Missing Time sur D.947 (LDLN 305).

« Je ne sais pas ce qui m’est arrivé… » 

Par une nuit du début de l’été 1976, Claude Damman conduisait un petit camion (Mercedes 206D, à moteur diesel de 9 ch), dans le nord de la France. Il rentrait chez lui.

A la limite sud de Steenvoorde, il s’apprêtait à quitter la D 948 pour prendre, sur sa gauche, la D 947, en direction du sud. C’est alors qu’il distingua dans le ciel, en direction de l’ouest-sud-ouest, une lueur qui lui parut tout-à-fait anormale. Après le carrefour, il continua à observer cette lueur, sur sa droite. Cela se rapprochait légèrement, en descendant. Il chercha à comprendre, et pensa à la lueur des hauts-fourneaux. Mais ce n’était pas ça. Il voyait bien que ce n’était pas ça.

Il s’arrêta prés d’un moulin à vent, qui se trouve sur le côté droit de la route, et il regarda. « Au début, dit-il, quand ça se rapprochait, c’était une lumière aux bords flous, mais quand ça s’est arrêté, les bords étaient nets; ça éclairé le sol en-dessous, et le moulin… ça éclairait jusqu’au camion.

La chose, de couleur uniformément orange-rouge, se trouvait alors à 120 ou 150 mètres de lui, et son fond, plat, n’était peut-être qu’à dix mètres du sol. Claude Damman était descendu de son camion, et s’était approché, mais pas trop. La chose était immobile, derrière le moulin. Cela dura un certain temps…

Au bout d’un moment, il revint au camion, décidé à partir. Lorsqu’il tourna la clé de contact, le moteur refusa de démarrer. C’était la première fois que cela se produisait! D’habitude, ce camion partait au premier tour de clé…

Le camion ne voulant rien savoir, Claude Damman en descendit, pour retourner voir la chose. Mais c’est alors qu’elle s’éloigna, dans la direction d’où elle était venue, assez lentement, en montant légèrement. Il revint donc au camion, et actionna à nouveau le démarreur. Le moteur partit du premier coup.

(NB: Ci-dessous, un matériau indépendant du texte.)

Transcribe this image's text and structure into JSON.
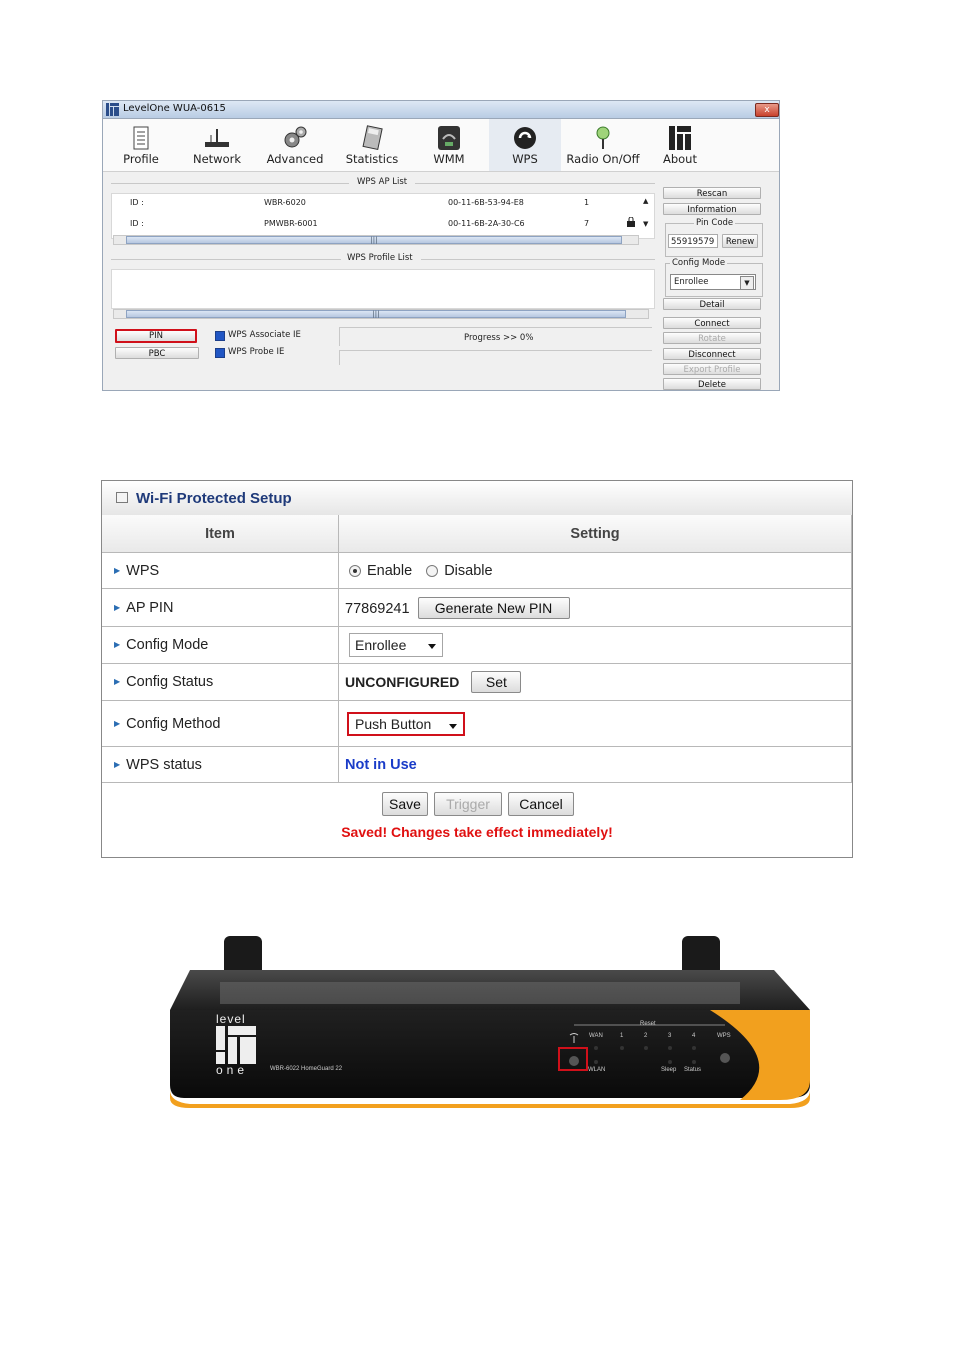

Tout cela avait étonné Claude Damman, bien sûr, mais ce qui l’étonna plus encore, ce fut de lire l’heure à une pendule, en rentrant chez lui: Il était plus de 2h du matin. C’était incompréhensible. Il aurait dû être beaucoup moins tard que ça, compte tenu de l’heure à laquelle il était passé à Steenvoorde, du temps qu’il se souvenait d’avoir observé le phénomène, et du nombre de kilomètres qu’il lui restait à parcourir.

« Là, j’ai pas compris », nous dit-il. « Je sais pas… J’ai eu comme un trou… Ce qui m’a frappé, c’est l’heure qu’il était quand je suis rentré, et puis ce camion qui n’a pas démarré…Quand je suis reparti, j’ai été un moment encore tout drôle, avec mon camion… »

Il confia son aventure à sa femme, mais insista pour qu’elle n’en parle à personne. Et pendant treize ans, personne ne sut rien de cette histoire. Un hasard, un hasard qui s’appelle Paulette Daudel, nous a permis de recueillir ses souvenirs, en 1989. Lui qui n’avait rien dit pendant treize ans, nous raconta toute l’histoire, dans une ambiance parfaitement détendue. Il avait compris (merci, Paulette!) que nous ne nous moquerions pas de lui, et j’eus même l’impression qu’il était soulagé de pouvoir raconter son aventure.

Ce genre d’aventure, depuis quelques années, porte un nom: cela s’appelle un missing time, autrement dit un trou de mémoire, mais un trou de mémoire lié à une rencontre rapprochée. De ce phénomène, nous ne connaissons que les apparences. Sa vraie nature nous échappe totalement.